Stock Market: A supply shortage in the oil market is pushing up price
Worries about a supply shortage in the market lifted oil prices on the charts on Friday. As a result, the highs since October 11 are being confidently updated. Brent crude futures jumped 3.45% to $97.94 a barrel. WTI crude futures rose 4.12% to $91.75 a barrel.
If you follow the news in the markets, you can see how volatile they have become today.
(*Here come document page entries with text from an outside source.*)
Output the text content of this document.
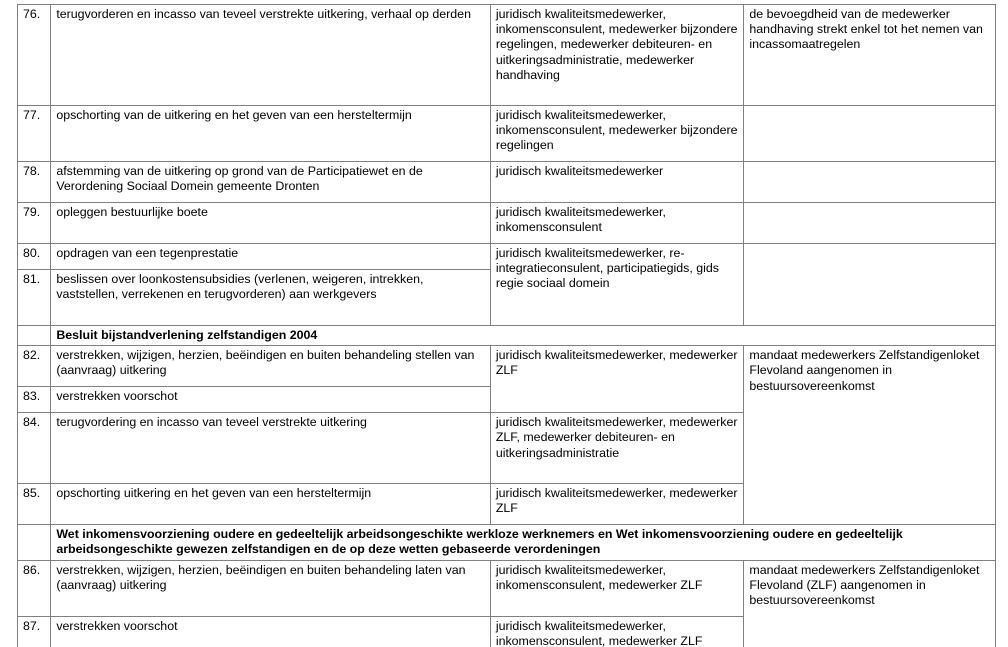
76.	terugvorderen en incasso van teveel verstrekte uitkering, verhaal op derden	juridisch kwaliteitsmedewerker, inkomensconsulent, medewerker bijzondere regelingen, medewerker debiteuren- en uitkeringsadministratie, medewerker handhaving	de bevoegdheid van de medewerker handhaving strekt enkel tot het nemen van incassomaatregelen

77.	opschorting van de uitkering en het geven van een hersteltermijn	juridisch kwaliteitsmedewerker, inkomensconsulent, medewerker bijzondere regelingen	

78.	afstemming van de uitkering op grond van de Participatiewet en de Verordening Sociaal Domein gemeente Dronten	juridisch kwaliteitsmedewerker	

79.	opleggen bestuurlijke boete	juridisch kwaliteitsmedewerker, inkomensconsulent	

80.	opdragen van een tegenprestatie	juridisch kwaliteitsmedewerker, re-integratieconsulent, participatiegids, gids regie sociaal domein	

81.	beslissen over loonkostensubsidies (verlenen, weigeren, intrekken, vaststellen, verrekenen en terugvorderen) aan werkgevers		

	Besluit bijstandverlening zelfstandigen 2004		

82.	verstrekken, wijzigen, herzien, beëindigen en buiten behandeling stellen van (aanvraag) uitkering	juridisch kwaliteitsmedewerker, medewerker ZLF	mandaat medewerkers Zelfstandigenloket Flevoland aangenomen in bestuursovereenkomst

83.	verstrekken voorschot		

84.	terugvordering en incasso van teveel verstrekte uitkering	juridisch kwaliteitsmedewerker, medewerker ZLF, medewerker debiteuren- en uitkeringsadministratie	

85.	opschorting uitkering en het geven van een hersteltermijn	juridisch kwaliteitsmedewerker, medewerker ZLF	

	Wet inkomensvoorziening oudere en gedeeltelijk arbeidsongeschikte werkloze werknemers en Wet inkomensvoorziening oudere en gedeeltelijk arbeidsongeschikte gewezen zelfstandigen en de op deze wetten gebaseerde verordeningen		

86.	verstrekken, wijzigen, herzien, beëindigen en buiten behandeling laten van (aanvraag) uitkering	juridisch kwaliteitsmedewerker, inkomensconsulent, medewerker ZLF	mandaat medewerkers Zelfstandigenloket Flevoland (ZLF) aangenomen in bestuursovereenkomst

87.	verstrekken voorschot	juridisch kwaliteitsmedewerker, inkomensconsulent, medewerker ZLF	
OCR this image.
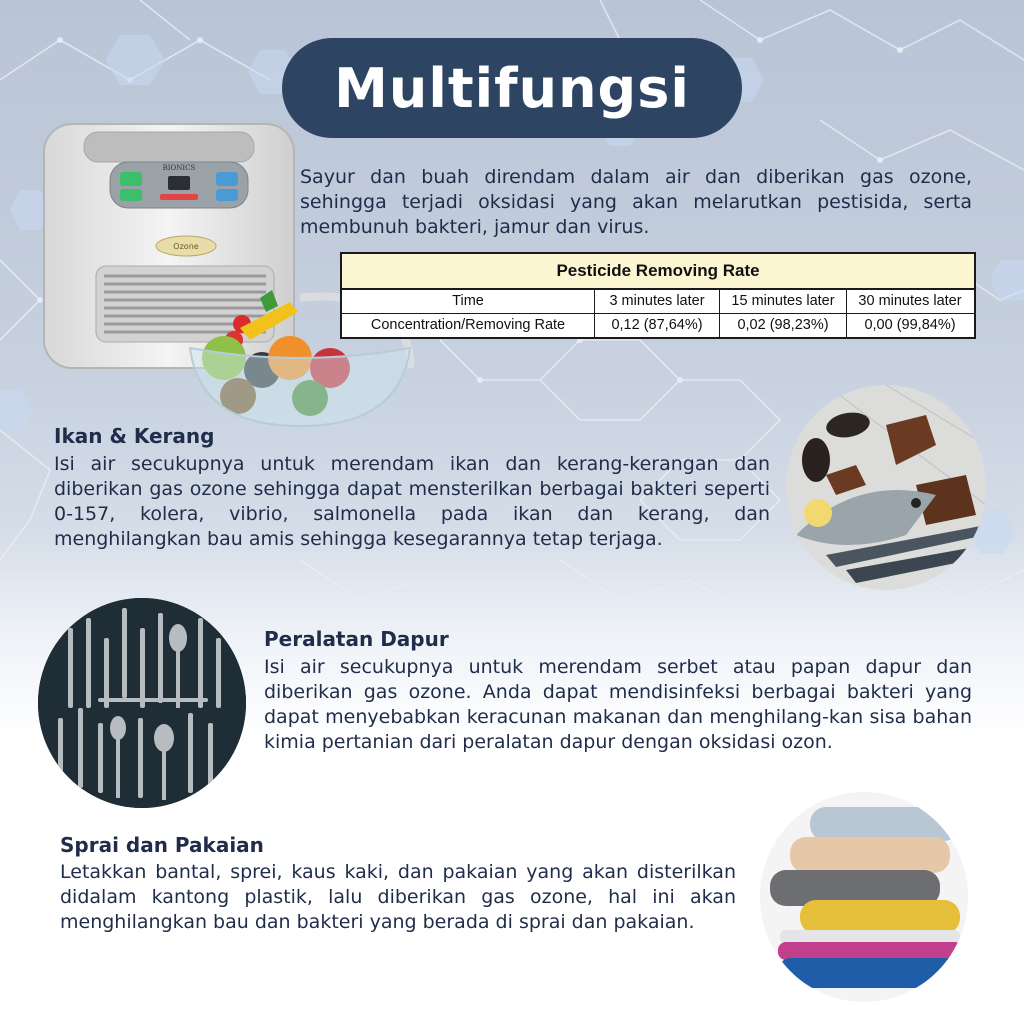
Multifungsi
BIONICS
Ozone
Sayur dan buah direndam dalam air dan diberikan gas ozone, sehingga terjadi oksidasi yang akan melarutkan pestisida, serta membunuh bakteri, jamur dan virus.
Pesticide Removing Rate
Time	3 minutes later	15 minutes later	30 minutes later
Concentration/Removing Rate	0,12 (87,64%)	0,02 (98,23%)	0,00 (99,84%)
Ikan & Kerang
Isi air secukupnya untuk merendam ikan dan kerang-kerangan dan diberikan gas ozone sehingga dapat mensterilkan berbagai bakteri seperti 0-157, kolera, vibrio, salmonella pada ikan dan kerang, dan menghilangkan bau amis sehingga kesegarannya tetap terjaga.
Peralatan Dapur
Isi air secukupnya untuk merendam serbet atau papan dapur dan diberikan gas ozone. Anda dapat mendisinfeksi berbagai bakteri yang dapat menyebabkan keracunan makanan dan menghilang-kan sisa bahan kimia pertanian dari peralatan dapur dengan oksidasi ozon.
Sprai dan Pakaian
Letakkan bantal, sprei, kaus kaki, dan pakaian yang akan disterilkan didalam kantong plastik, lalu diberikan gas ozone, hal ini akan menghilangkan bau dan bakteri yang berada di sprai dan pakaian.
The current situation can be used to make money in stock and forex trading. The main thing is to properly analyze the news agenda and make the right decisions. But also remember that it’s important to trade with a licensed company. Use only the top best brokers in the world to trade on price fluctuations in commodity markets.
What’s happening in the market?
The U.S. Department of Energy’s report on the reduction of commercial oil reserves in the country last week contributed to the growth in quotations of both types of crude oil.
- According to the report, U.S. commercial oil reserves decreased by 3.12mb, to 436.83mb last week.
- Meanwhile, gasoline stocks decreased by 1.26 million barrels to 206.63 million.
Analysts expected crude stocks to go down only by 200 thousand barrels; gasoline stocks – by 1 million barrels.
Oil prices went up despite the announcement of the Fed’s interest rate hike of 75 basis points, which eventually brought it to 4% per year; that is, to its highest level since January 2008. Even Jerome Powell’s certainty that they are not going to switch over to policy easing in the United States at the moment does not prevent the quotations of black gold from overcoming high levels. By the way, Powell made it clear to the market that the final level of interest rates in the U.S. may be even higher than investors expected.
The dollar, as expected, on the background of hawkish comments by Fed officials, perked up. And a strong dollar, as you know, makes oil denominated in U.S. currency more expensive for holders of other currencies. And accordingly, it is less attractive for investment.
The dollar index is down 0.43% to 112.32. Nonetheless, the flagship of the currency market is preparing to finish its most successful week of the month. But while the dollar is strengthening, Meta has lost $80 billion. Stock prices of other tech giants are also falling.
Meanwhile, the G7 countries (Great Britain, Germany, Italy, the USA, Canada, France and Japan) and Australia agreed on November 3 to introduce a fixed price for oil from Russia. The initial price is still not set, but it is to be announced in the coming weeks. The G7 countries agreed to revise this fixed price as necessary.
What can we expect in the future?
Today, the focus for traders is on U.S. labor market data, as the Nonfarm payrolls report is expected. The U.S. economy was projected to create 200,000 jobs last month. If it comes below that number, the pressure on the dollar could remain till the end of the trading day, which would additionally support oil prices and help it stay in the green zone. And oil of the benchmark Brent brand has enough reasons to confidently maintain the growth potential and even reach the level of $100 per barrel.